The Prime Minister, a distinguished economist himself has pegged it at 7 percent and his finance minister estimates it at 7.75 percent.
It’s a mystery how, presumably, the same set of data would allow for such variety for forecasts. Some of the more frequently distributed forecasts of economic growth in India seem to follow the trend more than predict it.
Take the GDP forecasts by the Centre for Monitoring Indian Economy (CMIE). After the collapse of Lehman Brothers in September 2008, every successive month brought bad news for the world economy. The CMIE forecasts reflected that: GDP growth rate got revised from 9.4 percent in September 2008 to 8.2 percent in November and 6.5 percent in April 2009.

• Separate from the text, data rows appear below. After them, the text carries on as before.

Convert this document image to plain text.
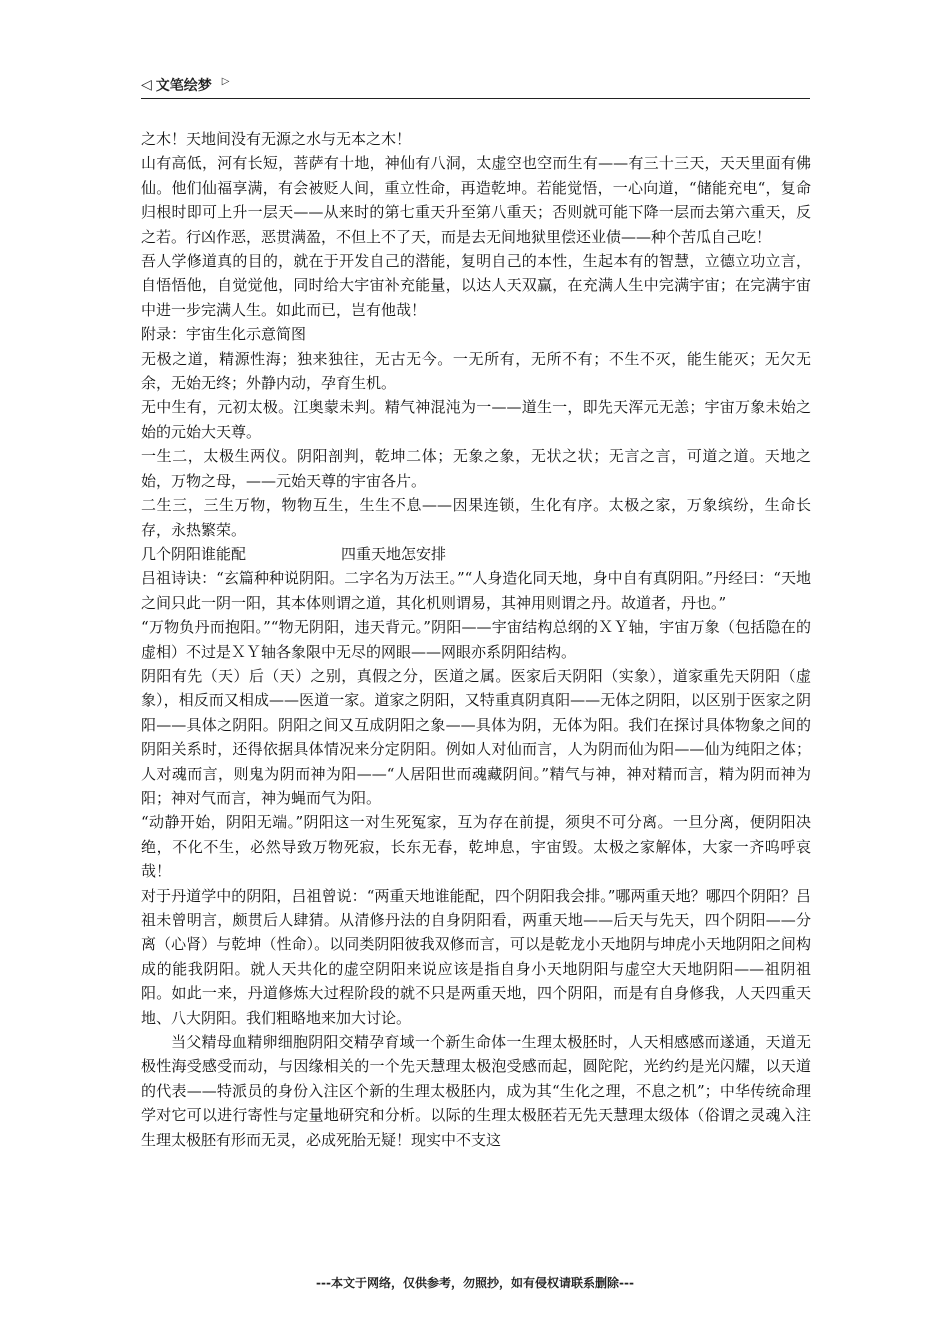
◁ 文笔绘梦 ▷

之木！天地间没有无源之水与无本之木！

山有高低，河有长短，菩萨有十地，神仙有八洞，太虚空也空而生有——有三十三天，天天里面有佛仙。他们仙福享满，有会被贬人间，重立性命，再造乾坤。若能觉悟，一心向道，“储能充电“，复命归根时即可上升一层天——从来时的第七重天升至第八重天；否则就可能下降一层而去第六重天，反之若。行凶作恶，恶贯满盈，不但上不了天，而是去无间地狱里偿还业债——种个苦瓜自己吃！

吾人学修道真的目的，就在于开发自己的潜能，复明自己的本性，生起本有的智慧，立德立功立言，自悟悟他，自觉觉他，同时给大宇宙补充能量，以达人天双赢，在充满人生中完满宇宙；在完满宇宙中进一步完满人生。如此而已，岂有他哉！

附录：宇宙生化示意简图

无极之道，精源性海；独来独往，无古无今。一无所有，无所不有；不生不灭，能生能灭；无欠无余，无始无终；外静内动，孕育生机。

无中生有，元初太极。江奥蒙未判。精气神混沌为一——道生一，即先天浑元无恙；宇宙万象未始之始的元始大天尊。

一生二，太极生两仪。阴阳剖判，乾坤二体；无象之象，无状之状；无言之言，可道之道。天地之始，万物之母，——元始天尊的宇宙各片。

二生三，三生万物，物物互生，生生不息——因果连锁，生化有序。太极之家，万象缤纷，生命长存，永热繁荣。

几个阴阳谁能配	四重天地怎安排

吕祖诗诀：“玄篇种种说阴阳。二字名为万法王。”“人身造化同天地，身中自有真阴阳。”丹经曰：“天地之间只此一阴一阳，其本体则谓之道，其化机则谓易，其神用则谓之丹。故道者，丹也。”

“万物负丹而抱阳。”“物无阴阳，违天背元。”阴阳——宇宙结构总纲的ＸＹ轴，宇宙万象（包括隐在的虚相）不过是ＸＹ轴各象限中无尽的网眼——网眼亦系阴阳结构。

阴阳有先（天）后（天）之别，真假之分，医道之属。医家后天阴阳（实象），道家重先天阴阳（虚象），相反而又相成——医道一家。道家之阴阳，又特重真阴真阳——无体之阴阳，以区别于医家之阴阳——具体之阴阳。阴阳之间又互成阴阳之象——具体为阴，无体为阳。我们在探讨具体物象之间的阴阳关系时，还得依据具体情况来分定阴阳。例如人对仙而言，人为阴而仙为阳——仙为纯阳之体；人对魂而言，则鬼为阴而神为阳——“人居阳世而魂藏阴间。”精气与神，神对精而言，精为阴而神为阳；神对气而言，神为蝇而气为阳。

“动静开始，阴阳无端。”阴阳这一对生死冤家，互为存在前提，须臾不可分离。一旦分离，便阴阳决绝，不化不生，必然导致万物死寂，长东无春，乾坤息，宇宙毁。太极之家解体，大家一齐呜呼哀哉！

对于丹道学中的阴阳，吕祖曾说：“两重天地谁能配，四个阴阳我会排。”哪两重天地？哪四个阴阳？吕祖未曾明言，颇贯后人肆猜。从清修丹法的自身阴阳看，两重天地——后天与先天，四个阴阳——分离（心肾）与乾坤（性命）。以同类阴阳彼我双修而言，可以是乾龙小天地阴与坤虎小天地阴阳之间构成的能我阴阳。就人天共化的虚空阴阳来说应该是指自身小天地阴阳与虚空大天地阴阳——祖阴祖阳。如此一来，丹道修炼大过程阶段的就不只是两重天地，四个阴阳，而是有自身修我，人天四重天地、八大阴阳。我们粗略地来加大讨论。

当父精母血精卵细胞阴阳交精孕育域一个新生命体一生理太极胚时，人天相感感而遂通，天道无极性海受感受而动，与因缘相关的一个先天慧理太极泡受感而起，圆陀陀，光约约是光闪耀，以天道的代表——特派员的身份入注区个新的生理太极胚内，成为其“生化之理，不息之机”；中华传统命理学对它可以进行寄性与定量地研究和分析。以际的生理太极胚若无先天慧理太级体（俗谓之灵魂入注生理太极胚有形而无灵，必成死胎无疑！现实中不支这

---本文于网络，仅供参考，勿照抄，如有侵权请联系删除---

The Indian economy actually grew by 6.7 percent that year (08-09) and to be fair to CMIE, most other forecasters also got it wrong (see table). One notable exception is the 7 percent estimate by the Delhi School of Economics and Institute of Economic Growth (DSE-IEG) based on the India-LINK macro-econometric model.
“People laughed at us when we predicted a 7 percent growth as early as August 2008 while most other s were around 9 percent,” says N.R. Bhanumurthy, co-designer, DSE-IEG model.